Executive Vice-President Margrethe Vestager, in charge of competition policy, said: "This Italian recapitalisation scheme will support large companies affected by the coronavirus outbreak by strengthening their capital base and facilitating their access to finance in these difficult times. Together with other previously approved measures, the scheme will ultimately be instrumental in supporting the Italian economy and labour market. We continue to work in close cooperation with Member States to find workable solutions to mitigate the economic impact of the coronavirus outbreak, in line with EU rules."

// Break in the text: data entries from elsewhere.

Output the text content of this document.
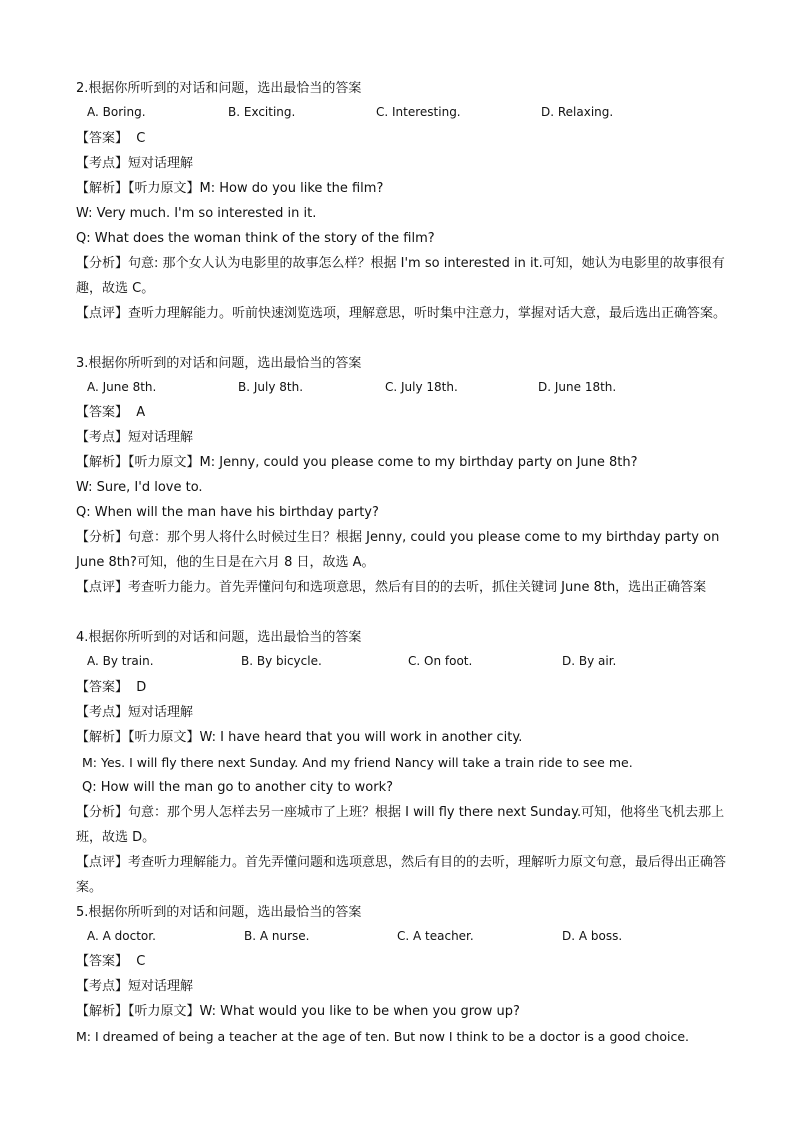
2.根据你所听到的对话和问题，选出最恰当的答案
A. Boring.	B. Exciting.	C. Interesting.	D. Relaxing.
【答案】 C
【考点】短对话理解
【解析】【听力原文】M: How do you like the film?
W: Very much. I'm so interested in it.
Q: What does the woman think of the story of the film?
【分析】句意: 那个女人认为电影里的故事怎么样？根据 I'm so interested in it.可知，她认为电影里的故事很有趣，故选 C。
【点评】查听力理解能力。听前快速浏览选项，理解意思，听时集中注意力，掌握对话大意，最后选出正确答案。
3.根据你所听到的对话和问题，选出最恰当的答案
A. June 8th.	B. July 8th.	C. July 18th.	D. June 18th.
【答案】 A
【考点】短对话理解
【解析】【听力原文】M: Jenny, could you please come to my birthday party on June 8th?
W: Sure, I'd love to.
Q: When will the man have his birthday party?
【分析】句意：那个男人将什么时候过生日？根据 Jenny, could you please come to my birthday party on June 8th?可知，他的生日是在六月 8 日，故选 A。
【点评】考查听力能力。首先弄懂问句和选项意思，然后有目的的去听，抓住关键词 June 8th，选出正确答案
4.根据你所听到的对话和问题，选出最恰当的答案
A. By train.	B. By bicycle.	C. On foot.	D. By air.
【答案】 D
【考点】短对话理解
【解析】【听力原文】W: I have heard that you will work in another city.
M: Yes. I will fly there next Sunday. And my friend Nancy will take a train ride to see me.
Q: How will the man go to another city to work?
【分析】句意：那个男人怎样去另一座城市了上班？根据 I will fly there next Sunday.可知，他将坐飞机去那上班，故选 D。
【点评】考查听力理解能力。首先弄懂问题和选项意思，然后有目的的去听，理解听力原文句意，最后得出正确答案。
5.根据你所听到的对话和问题，选出最恰当的答案
A. A doctor.	B. A nurse.	C. A teacher.	D. A boss.
【答案】 C
【考点】短对话理解
【解析】【听力原文】W: What would you like to be when you grow up?
M: I dreamed of being a teacher at the age of ten. But now I think to be a doctor is a good choice.
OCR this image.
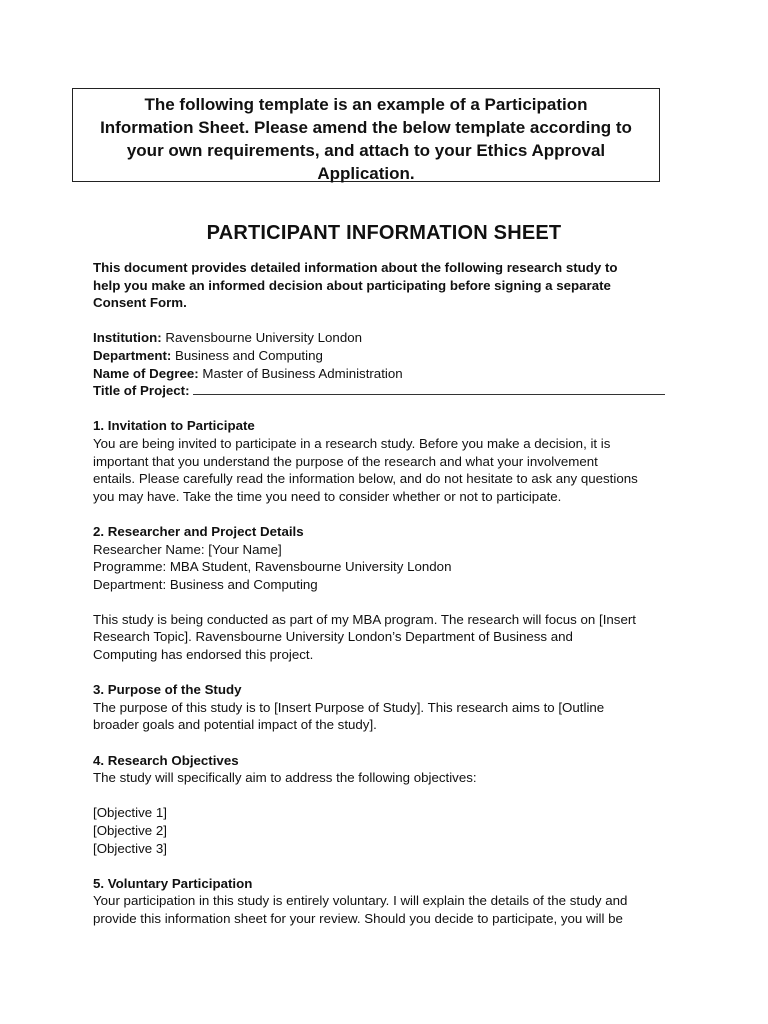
The following template is an example of a Participation
Information Sheet. Please amend the below template according to
your own requirements, and attach to your Ethics Approval
Application.
PARTICIPANT INFORMATION SHEET

This document provides detailed information about the following research study to
help you make an informed decision about participating before signing a separate
Consent Form.

Institution: Ravensbourne University London
Department: Business and Computing
Name of Degree: Master of Business Administration
Title of Project:

1. Invitation to Participate
You are being invited to participate in a research study. Before you make a decision, it is
important that you understand the purpose of the research and what your involvement
entails. Please carefully read the information below, and do not hesitate to ask any questions
you may have. Take the time you need to consider whether or not to participate.

2. Researcher and Project Details
Researcher Name: [Your Name]
Programme: MBA Student, Ravensbourne University London
Department: Business and Computing

This study is being conducted as part of my MBA program. The research will focus on [Insert
Research Topic]. Ravensbourne University London’s Department of Business and
Computing has endorsed this project.

3. Purpose of the Study
The purpose of this study is to [Insert Purpose of Study]. This research aims to [Outline
broader goals and potential impact of the study].

4. Research Objectives
The study will specifically aim to address the following objectives:

[Objective 1]
[Objective 2]
[Objective 3]

5. Voluntary Participation
Your participation in this study is entirely voluntary. I will explain the details of the study and
provide this information sheet for your review. Should you decide to participate, you will be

The Italian support measures
Italy notified to the Commission, under the Temporary Framework, a scheme consisting of four complementary measures to support large companies particularly affected by the coronavirus outbreak, through recapitalisation instruments, in particular equity, and hybrid capital instruments (convertible bonds and subordinated debt). Together with the Italian scheme intended for small and medium-sized enterprises, approved by the Commission on 31 July 2020, the Italian measures aim to support the solvency of a large spectrum of companies that have suffered from the coronavirus outbreak, thus helping them to ensure the continuation of their activities and supporting employment.
The scheme targets large companies that have faced a severe reduction of revenues in 2020. To be eligible, among other criteria, the companies should be considered strategic for the economy and for the labour markets.

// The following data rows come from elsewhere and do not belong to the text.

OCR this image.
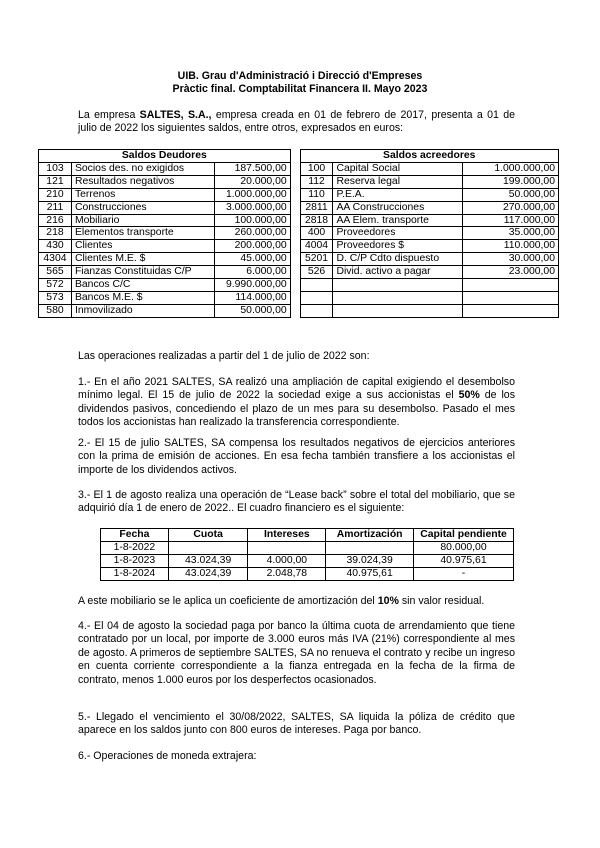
UIB. Grau d'Administració i Direcció d'Empreses
Pràctic final. Comptabilitat Financera II. Mayo 2023
La empresa SALTES, S.A., empresa creada en 01 de febrero de 2017, presenta a 01 de julio de 2022 los siguientes saldos, entre otros, expresados en euros:
Saldos Deudores				Saldos acreedores		
103	Socios des. no exigidos	187.500,00		100	Capital Social	1.000.000,00
121	Resultados negativos	20.000,00		112	Reserva legal	199.000,00
210	Terrenos	1.000.000,00		110	P.E.A.	50.000,00
211	Construcciones	3.000.000,00		2811	AA Construcciones	270.000,00
216	Mobiliario	100.000,00		2818	AA Elem. transporte	117.000,00
218	Elementos transporte	260.000,00		400	Proveedores	35.000,00
430	Clientes	200.000,00		4004	Proveedores $	110.000,00
4304	Clientes M.E. $	45.000,00		5201	D. C/P Cdto dispuesto	30.000,00
565	Fianzas Constituidas C/P	6.000,00		526	Divid. activo a pagar	23.000,00
572	Bancos C/C	9.990.000,00				
573	Bancos M.E. $	114.000,00				
580	Inmovilizado	50.000,00				
Las operaciones realizadas a partir del 1 de julio de 2022 son:
1.- En el año 2021 SALTES, SA realizó una ampliación de capital exigiendo el desembolso mínimo legal. El 15 de julio de 2022 la sociedad exige a sus accionistas el 50% de los dividendos pasivos, concediendo el plazo de un mes para su desembolso. Pasado el mes todos los accionistas han realizado la transferencia correspondiente.
2.- El 15 de julio SALTES, SA compensa los resultados negativos de ejercicios anteriores con la prima de emisión de acciones. En esa fecha también transfiere a los accionistas el importe de los dividendos activos.
3.- El 1 de agosto realiza una operación de “Lease back” sobre el total del mobiliario, que se adquirió día 1 de enero de 2022.. El cuadro financiero es el siguiente:
Fecha	Cuota	Intereses	Amortización	Capital pendiente
1-8-2022				80.000,00
1-8-2023	43.024,39	4.000,00	39.024,39	40.975,61
1-8-2024	43.024,39	2.048,78	40.975,61	-
A este mobiliario se le aplica un coeficiente de amortización del 10% sin valor residual.
4.- El 04 de agosto la sociedad paga por banco la última cuota de arrendamiento que tiene contratado por un local, por importe de 3.000 euros más IVA (21%) correspondiente al mes de agosto. A primeros de septiembre SALTES, SA no renueva el contrato y recibe un ingreso en cuenta corriente correspondiente a la fianza entregada en la fecha de la firma de contrato, menos 1.000 euros por los desperfectos ocasionados.
5.- Llegado el vencimiento el 30/08/2022, SALTES, SA liquida la póliza de crédito que aparece en los saldos junto con 800 euros de intereses. Paga por banco.
6.- Operaciones de moneda extrajera:
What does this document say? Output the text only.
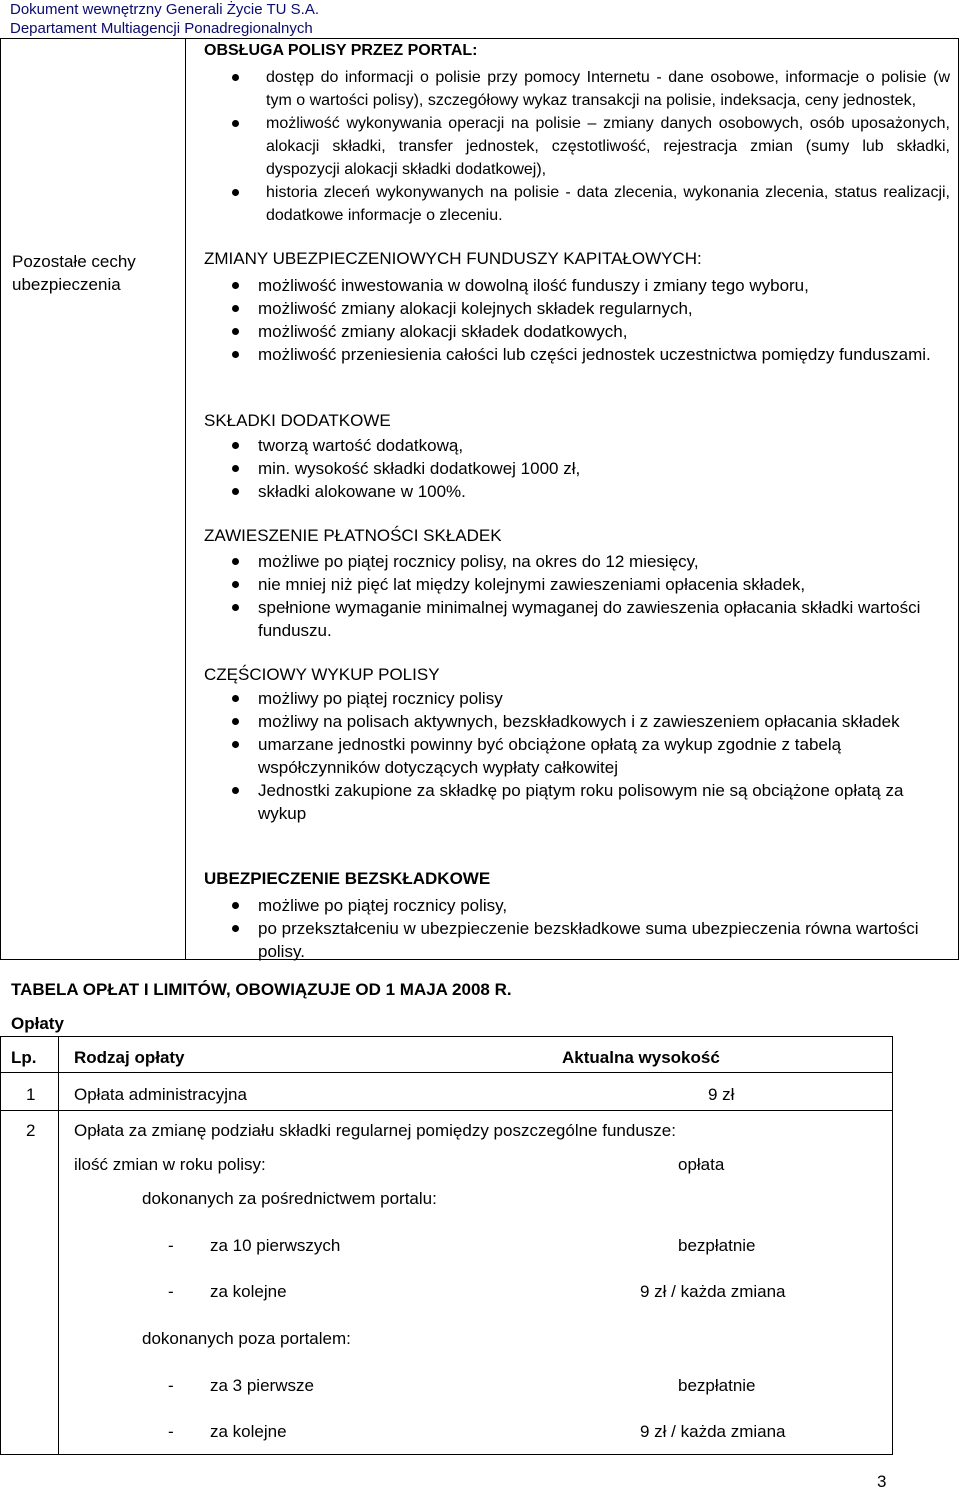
Dokument wewnętrzny Generali Życie TU S.A.
Departament Multiagencji Ponadregionalnych
Pozostałe cechy ubezpieczenia
OBSŁUGA POLISY PRZEZ PORTAL:
dostęp do informacji o polisie przy pomocy Internetu - dane osobowe, informacje o polisie (w tym o wartości polisy), szczegółowy wykaz transakcji na polisie, indeksacja, ceny jednostek,
możliwość wykonywania operacji na polisie – zmiany danych osobowych, osób uposażonych, alokacji składki, transfer jednostek, częstotliwość, rejestracja zmian (sumy lub składki, dyspozycji alokacji składki dodatkowej),
historia zleceń wykonywanych na polisie - data zlecenia, wykonania zlecenia, status realizacji, dodatkowe informacje o zleceniu.
ZMIANY UBEZPIECZENIOWYCH FUNDUSZY KAPITAŁOWYCH:
możliwość inwestowania w dowolną ilość funduszy i zmiany tego wyboru,
możliwość zmiany alokacji kolejnych składek regularnych,
możliwość zmiany alokacji składek dodatkowych,
możliwość przeniesienia całości lub części jednostek uczestnictwa pomiędzy funduszami.
SKŁADKI DODATKOWE
tworzą wartość dodatkową,
min. wysokość składki dodatkowej 1000 zł,
składki alokowane w 100%.
ZAWIESZENIE PŁATNOŚCI SKŁADEK
możliwe po piątej rocznicy polisy, na okres do 12 miesięcy,
nie mniej niż pięć lat między kolejnymi zawieszeniami opłacenia składek,
spełnione wymaganie minimalnej wymaganej do zawieszenia opłacania składki wartości funduszu.
CZĘŚCIOWY WYKUP POLISY
możliwy po piątej rocznicy polisy
możliwy na polisach aktywnych, bezskładkowych i z zawieszeniem opłacania składek
umarzane jednostki powinny być obciążone opłatą za wykup zgodnie z tabelą współczynników dotyczących wypłaty całkowitej
Jednostki zakupione za składkę po piątym roku polisowym nie są obciążone opłatą za wykup
UBEZPIECZENIE BEZSKŁADKOWE
możliwe po piątej rocznicy polisy,
po przekształceniu w ubezpieczenie bezskładkowe suma ubezpieczenia równa wartości polisy.
TABELA OPŁAT I LIMITÓW, OBOWIĄZUJE OD 1 MAJA 2008 R.
Opłaty
Lp. Rodzaj opłaty	Aktualna wysokość
1 Opłata administracyjna	9 zł
2 Opłata za zmianę podziału składki regularnej pomiędzy poszczególne fundusze:
ilość zmian w roku polisy:	opłata
dokonanych za pośrednictwem portalu:
- za 10 pierwszych	bezpłatnie
- za kolejne	9 zł / każda zmiana
dokonanych poza portalem:
- za 3 pierwsze	bezpłatnie
- za kolejne	9 zł / każda zmiana
3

The measures under the scheme consists of:
(1) equity injections;
(2) mandatory convertible bonds;
(3) convertible bonds, upon request of either the beneficiary or the bondholder;
(4) subordinated debt.
The four measures are administrated by an ad-hoc special purpose vehicle, "Patrimonio Rilancio".
The Commission found that the scheme notified by Italy is in line with the conditions set out in the Temporary Framework. In particular, with respect to recapitalisation measures, (i) the support is available to companies if it is needed to maintain operations, no other appropriate solution is available, and it is in the common interest to intervene; (ii) support is limited to the amount necessary to ensure the viability of beneficiaries and does not go beyond restoring their capital structure before the coronavirus outbreak; (iii) the scheme provides an adequate remuneration for the State; (iv) the conditions of the measures incentivise beneficiaries and/or their owners to repay the support as early as possible (inter alia through progressive increases in remuneration, a dividend ban as well as a cap on the remuneration of and a ban of bonus payments to management); (v) safeguards are in place to make sure that beneficiaries do not unduly benefit from the recapitalisation aid by the State to the detriment of fair competition in the internal markets, such as an acquisition ban to avoid aggressive commercial expansion; and (vi) aid to a company above the threshold of €250 million has to be notified separately for individual assessment.

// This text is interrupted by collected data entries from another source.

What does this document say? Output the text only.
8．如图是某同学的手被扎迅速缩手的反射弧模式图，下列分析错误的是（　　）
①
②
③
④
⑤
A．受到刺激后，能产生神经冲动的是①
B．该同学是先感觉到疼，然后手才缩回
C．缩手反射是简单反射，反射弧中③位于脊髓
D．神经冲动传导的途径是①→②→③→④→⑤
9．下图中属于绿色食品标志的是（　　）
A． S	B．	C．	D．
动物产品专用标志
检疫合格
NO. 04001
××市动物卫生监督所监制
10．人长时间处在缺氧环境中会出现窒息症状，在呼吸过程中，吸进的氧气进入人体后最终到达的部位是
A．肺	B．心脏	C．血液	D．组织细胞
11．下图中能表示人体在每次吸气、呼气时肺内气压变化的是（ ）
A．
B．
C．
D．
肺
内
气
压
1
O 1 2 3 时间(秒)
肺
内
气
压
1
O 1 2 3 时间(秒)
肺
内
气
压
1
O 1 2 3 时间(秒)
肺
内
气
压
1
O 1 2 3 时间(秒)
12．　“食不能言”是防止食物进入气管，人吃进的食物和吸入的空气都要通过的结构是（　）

With respect to aid in the form of subordinated debt instruments, (i) aid will not exceed the relevant limits on turnover and wage bill of the beneficiaries set out in the Temporary Framework and (ii) support can only be granted until the end of 2020.
Finally, only companies that were not considered to be in difficulty already on 31 December 2019 are eligible for aid under this scheme.
The Commission concluded that the scheme is necessary, appropriate and proportionate to remedy a serious disturbance in the economy of a Member State, in line with Article 107(3)(b) TFEU and the conditions set out in the Temporary Framework.
On this basis, the Commission approved the measure under EU State aid rules.